Apoyados en una valla amarilla forrada de bandera española, empezamos a hablar de política, es decir a meternos con Podemos. Diego nos contaba que en Extremadura algunos amigos suyos que nunca votan (y en las europeas lo habían hecho por Podemos) se estaban desengañando:

—Pues sí que son rápidos.

—Ya te digo.

María Jesús dijo que en La Sexta (en el PSOE) estaban tan asustados que habían sustituido en los debates a Pablo Iglesias por Alberto Garzón, de IU:

—Que es mucho mejor.

—Ya te digo.

Antonia contó que los rivales de Pablo Iglesias en la dirección de Podemos, no sé qué asamblea de enfermería, querían separarse y montar su propio partido:

—Empiezan pronto.

—Ya te digo.

Y justo apareció José Lanot, el músico, que venía de preparar el sonido en el Bernabéu para la retransmisión del partido de España:

—Me he ido cuando iban perdiendo por dos goles. Si me quedo más, me linchan.

—Ya te digo.

José Lanot había empezado a estudiar Armonía. Estudiar a partir de cierta edad es lo mejor. La Universidad es para los mayores. Nosotros tenemos ya una edad. Somos prehipsters. Por eso no votamos a Podemos. Y volvimos: Pablo Iglesias da grima. Íñigo Errejón mola mazo. Monedero, un vanidoso. El mejor, Germán Cano.

Apoyado sobre la bandera española que forraba la valla amarilla (como sobre la barra de un bar) dije:

—Hay que ver cómo se le llena la boca a la gente ahora con lo de Venezuela, con que si la dictadura de Venezuela y los santos cojones y no se enteran de que en Venezuela hay una democracia. Que Maduro, y antes Chávez, han sido elegidos democráticamente. Y dale que te pego en las teles con la dictadura de Venezuela, sin desmentirlo, cuando dictaduras hay en Arabia Saudí, Marruecos...

Una señora que pasaba por ahí me cortó:

—¿Cómo que en Venezuela no hay una dictadura? ¿Y los que matan por las calles?

—Pues no, señora, le puede gustar más o menos el gobierno que hay allí, pero no es una dictadura —dijo Diego Doncel—. Además, esto es una conversación privada.

—Ahora mismo nos están apuntando desde las azoteas —dijo María Jesús.

Un guardia jurado se acercó para ver qué le hacíamos a la señora y ella se envalentonó:

—Vosotros los de Podemos tenéis que iros a Venezuela a que os maten.

Nos dejó con la palabra en la boca. Se le había acelerado el pulso y, en vez de dar un rodeo esquivando el tráfico, atravesó el Viaducto (por el que ya venían los decepcionados espectadores del partido) para llegar a su casa cuanto antes. Menudos proetarras, pensó Paquita. Cenó muy poco. Antonio, su marido, veía Master Chef. Ganó esa señora andaluza (tan fea) por hacer unos garbanzos pegados.

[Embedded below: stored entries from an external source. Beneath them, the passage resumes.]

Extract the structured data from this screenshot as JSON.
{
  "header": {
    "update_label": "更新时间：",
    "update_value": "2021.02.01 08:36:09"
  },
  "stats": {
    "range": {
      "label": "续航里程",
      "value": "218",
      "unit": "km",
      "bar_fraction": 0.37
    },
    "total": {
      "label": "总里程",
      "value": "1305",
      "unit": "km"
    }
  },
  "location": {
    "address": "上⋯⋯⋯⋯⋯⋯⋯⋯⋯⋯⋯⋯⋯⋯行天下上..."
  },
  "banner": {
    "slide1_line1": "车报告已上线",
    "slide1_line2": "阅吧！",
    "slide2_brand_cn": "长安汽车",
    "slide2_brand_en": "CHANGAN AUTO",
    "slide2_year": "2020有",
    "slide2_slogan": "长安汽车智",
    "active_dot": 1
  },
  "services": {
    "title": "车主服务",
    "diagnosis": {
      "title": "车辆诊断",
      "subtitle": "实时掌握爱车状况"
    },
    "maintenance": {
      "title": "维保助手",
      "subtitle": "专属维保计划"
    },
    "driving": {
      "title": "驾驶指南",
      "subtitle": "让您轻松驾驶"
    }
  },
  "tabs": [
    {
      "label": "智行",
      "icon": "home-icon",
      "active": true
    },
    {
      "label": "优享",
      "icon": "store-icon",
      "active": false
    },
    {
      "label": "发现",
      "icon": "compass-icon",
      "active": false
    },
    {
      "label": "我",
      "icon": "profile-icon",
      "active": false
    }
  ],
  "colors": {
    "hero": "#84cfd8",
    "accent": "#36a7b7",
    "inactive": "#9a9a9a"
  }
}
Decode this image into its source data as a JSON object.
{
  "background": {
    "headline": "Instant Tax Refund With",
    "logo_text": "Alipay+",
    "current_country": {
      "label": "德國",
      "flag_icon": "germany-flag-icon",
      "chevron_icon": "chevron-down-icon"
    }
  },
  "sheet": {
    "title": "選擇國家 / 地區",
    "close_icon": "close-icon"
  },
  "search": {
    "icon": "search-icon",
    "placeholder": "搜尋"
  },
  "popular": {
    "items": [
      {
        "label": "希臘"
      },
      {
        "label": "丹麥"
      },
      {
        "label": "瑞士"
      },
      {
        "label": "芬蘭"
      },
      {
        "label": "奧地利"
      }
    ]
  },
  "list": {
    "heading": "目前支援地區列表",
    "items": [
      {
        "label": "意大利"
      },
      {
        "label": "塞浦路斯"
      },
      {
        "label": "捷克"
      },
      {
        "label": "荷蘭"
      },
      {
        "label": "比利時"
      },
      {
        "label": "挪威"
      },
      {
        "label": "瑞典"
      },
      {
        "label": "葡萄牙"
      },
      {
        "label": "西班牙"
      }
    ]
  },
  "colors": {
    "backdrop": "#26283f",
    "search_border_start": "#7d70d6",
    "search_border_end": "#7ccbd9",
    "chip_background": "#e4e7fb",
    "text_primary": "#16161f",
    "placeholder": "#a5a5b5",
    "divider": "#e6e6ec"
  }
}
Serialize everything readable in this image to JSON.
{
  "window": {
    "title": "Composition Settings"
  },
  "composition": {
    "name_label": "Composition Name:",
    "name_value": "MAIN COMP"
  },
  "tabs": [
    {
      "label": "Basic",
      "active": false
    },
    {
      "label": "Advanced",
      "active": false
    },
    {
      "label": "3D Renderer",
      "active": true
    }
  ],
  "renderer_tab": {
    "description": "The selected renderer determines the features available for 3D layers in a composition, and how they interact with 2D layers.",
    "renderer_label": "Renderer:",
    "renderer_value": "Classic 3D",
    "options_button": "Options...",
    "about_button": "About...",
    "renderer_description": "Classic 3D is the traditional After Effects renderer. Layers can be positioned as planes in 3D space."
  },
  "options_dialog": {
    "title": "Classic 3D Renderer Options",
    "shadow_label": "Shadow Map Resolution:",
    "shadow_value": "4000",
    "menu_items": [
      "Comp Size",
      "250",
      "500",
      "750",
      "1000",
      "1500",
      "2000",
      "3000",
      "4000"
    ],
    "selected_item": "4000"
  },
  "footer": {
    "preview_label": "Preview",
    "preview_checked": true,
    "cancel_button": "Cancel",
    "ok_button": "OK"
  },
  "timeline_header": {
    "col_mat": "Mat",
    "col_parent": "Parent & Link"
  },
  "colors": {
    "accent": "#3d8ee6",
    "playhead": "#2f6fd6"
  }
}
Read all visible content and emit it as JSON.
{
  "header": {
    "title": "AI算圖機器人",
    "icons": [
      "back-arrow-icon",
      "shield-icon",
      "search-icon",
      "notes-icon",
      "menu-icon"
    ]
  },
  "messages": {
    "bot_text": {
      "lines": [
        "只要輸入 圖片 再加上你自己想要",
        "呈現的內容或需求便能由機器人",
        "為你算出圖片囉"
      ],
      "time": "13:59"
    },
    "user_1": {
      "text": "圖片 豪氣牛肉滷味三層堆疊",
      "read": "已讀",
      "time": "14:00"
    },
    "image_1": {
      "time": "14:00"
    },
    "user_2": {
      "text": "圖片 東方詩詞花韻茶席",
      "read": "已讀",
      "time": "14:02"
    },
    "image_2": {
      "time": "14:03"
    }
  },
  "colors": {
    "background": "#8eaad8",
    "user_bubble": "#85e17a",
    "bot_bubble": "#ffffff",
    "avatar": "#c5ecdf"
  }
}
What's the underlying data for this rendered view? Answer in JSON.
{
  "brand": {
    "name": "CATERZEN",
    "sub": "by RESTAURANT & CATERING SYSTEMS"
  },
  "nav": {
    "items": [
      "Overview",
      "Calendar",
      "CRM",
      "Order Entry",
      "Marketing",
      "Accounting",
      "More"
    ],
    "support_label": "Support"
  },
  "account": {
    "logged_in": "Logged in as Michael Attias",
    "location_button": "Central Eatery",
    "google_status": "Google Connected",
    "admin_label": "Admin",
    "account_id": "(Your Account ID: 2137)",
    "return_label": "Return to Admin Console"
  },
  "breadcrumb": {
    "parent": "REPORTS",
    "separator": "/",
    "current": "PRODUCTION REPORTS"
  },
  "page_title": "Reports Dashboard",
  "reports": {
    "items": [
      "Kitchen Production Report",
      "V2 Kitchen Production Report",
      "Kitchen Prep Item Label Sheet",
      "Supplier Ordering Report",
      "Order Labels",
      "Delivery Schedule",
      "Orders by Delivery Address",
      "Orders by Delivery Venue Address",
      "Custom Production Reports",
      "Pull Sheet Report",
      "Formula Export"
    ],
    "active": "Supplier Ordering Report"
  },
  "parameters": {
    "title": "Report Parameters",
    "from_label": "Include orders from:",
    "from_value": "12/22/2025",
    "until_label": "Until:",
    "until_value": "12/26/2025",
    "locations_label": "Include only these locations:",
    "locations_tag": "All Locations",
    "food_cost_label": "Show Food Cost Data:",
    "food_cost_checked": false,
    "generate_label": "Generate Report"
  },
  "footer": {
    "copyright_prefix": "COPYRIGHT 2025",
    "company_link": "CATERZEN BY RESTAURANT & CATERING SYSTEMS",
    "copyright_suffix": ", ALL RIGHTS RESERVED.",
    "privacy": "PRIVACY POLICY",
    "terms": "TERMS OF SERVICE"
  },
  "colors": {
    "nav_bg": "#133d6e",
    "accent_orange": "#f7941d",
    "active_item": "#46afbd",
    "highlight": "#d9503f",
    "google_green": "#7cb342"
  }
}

La mañana siguiente Paquita se despertó con los pajarillos de la calle del Agua. Lavó a su Antonio, se lavó ella misma y se perfumó para la ocasión con aceite esencial de geranio. Se puso la blusa roja y la falda azul, los colores monárquicos (había escuchado en el programa de Mariló), pero cuando salió a la calle —emocionada por las palabras de Felipe a doña Sofía, pero antes de que terminara el discurso porque quería ver a doña Letizia entrando en palacio— dudó si era el verde el color monárquico.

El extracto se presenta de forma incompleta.